Ao longo dos últimos 25 anos, o emprego das Forças Armadas brasileiras no combate ao crime organizado nos estados cresceu três vezes; ao todo foram 181 ações do Exército, Marinha e Aeronáutica; maioria das operações estão relacionadas à Garantia de Lei e da Ordem (GLO)

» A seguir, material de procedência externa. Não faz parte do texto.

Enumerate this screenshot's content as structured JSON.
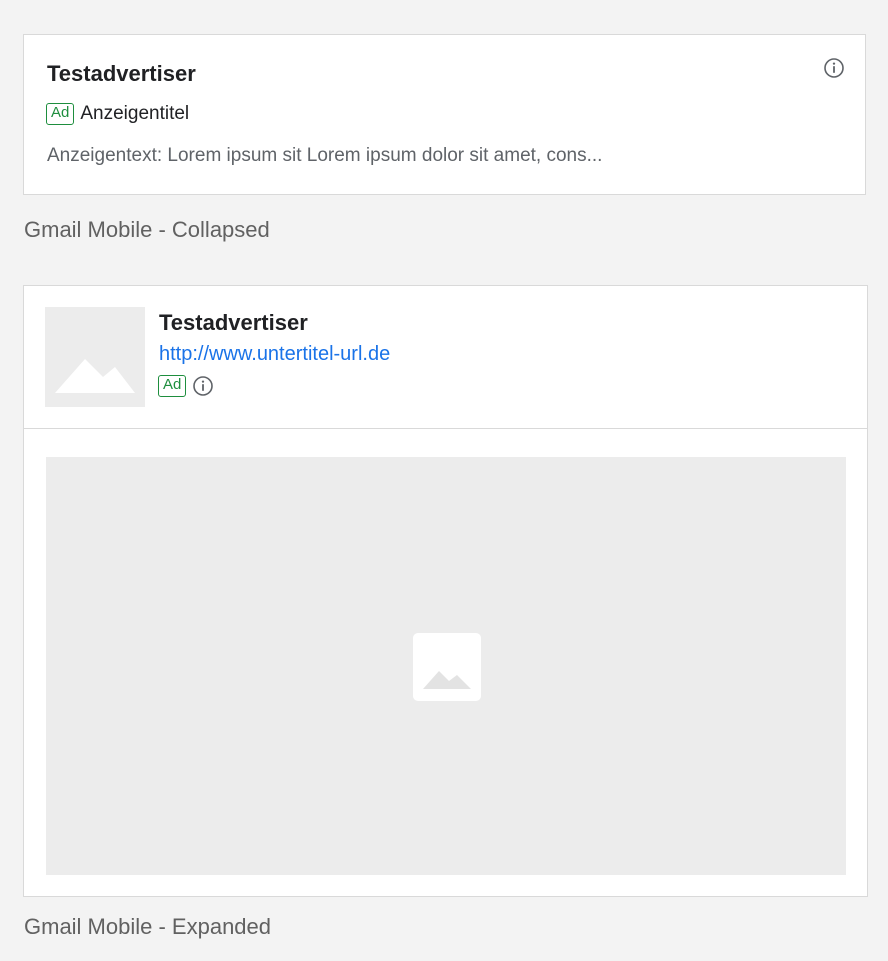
{
  "collapsed": {
    "advertiser": "Testadvertiser",
    "ad_badge": "Ad",
    "headline": "Anzeigentitel",
    "body": "Anzeigentext: Lorem ipsum sit Lorem ipsum dolor sit amet, cons...",
    "caption": "Gmail Mobile - Collapsed",
    "info_icon": "info-icon"
  },
  "expanded": {
    "advertiser": "Testadvertiser",
    "url": "http://www.untertitel-url.de",
    "ad_badge": "Ad",
    "caption": "Gmail Mobile - Expanded",
    "logo_placeholder_icon": "image-placeholder-icon",
    "image_placeholder_icon": "image-placeholder-icon"
  },
  "colors": {
    "background": "#f3f3f3",
    "card": "#ffffff",
    "border": "#d9d9d9",
    "ad_badge": "#1e8e3e",
    "link": "#1a73e8",
    "placeholder": "#ececec"
  }
}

Ao longo dos últimos 25 anos, o emprego das Forças Armadas brasileiras no combate ao crime organizado nos estados cresceu três vezes; ao todo foram 181 ações do Exército, Marinha e Aeronáutica; maioria das operações estão relacionadas à Garantia de Lei e da Ordem (GLO)
Ao longo dos últimos 25 anos, o emprego das Forças Armadas brasileiras no combate ao crime organizado nos estados cresceu três vezes; ao todo foram 181 ações do Exército, Marinha e Aeronáutica; maioria das operações estão relacionadas à Garantia de Lei e da Ordem (GLO) (Foto: Aquiles Lins)

247 - Ao longo dos últimos 25 anos, o emprego das Forças Armadas brasileiras no combate ao crime organizado nos estados cresceu três vezes. Ao todo foram 181 ações do Exército, Marinha e Aeronáutica. A maioria das operações estão relacionadas à Garantia de Lei e da Ordem (GLO). As informações são de levantamento do jornal O Estado de S. Paulo. 

Ao todo, cada uma mobilizou em média 3.717 homens e mulheres. A maioria das ações de combate à criminalidade nos anos 1990 tinha como causa a greve de polícias estaduais. O perfil agora é outro. Até para a revista de presídios o Exército foi convocado: a Operação Varredura, que acaba no dia 17 de janeiro. Nessas ações, a polícia estadual separava os presos enquanto os homens do Exército vasculhavam as celas de 31 presídios. 

A percepção de que o emprego dos militares no combate à criminalidade está cada vez mais comum é sustentada pelos números. É o que disse anteontem o comandante do Exército, general Eduardo Villas Bôas, no Twitter. “Preocupa-me o constante emprego do Exército em ‘intervenções’ (GLO) nos Estados. Só no Rio Grande do Norte, as Forças Armadas já foram usadas 3 vezes, em 18 meses. A segurança pública precisa ser tratada pelos Estados com prioridade ‘zero’.”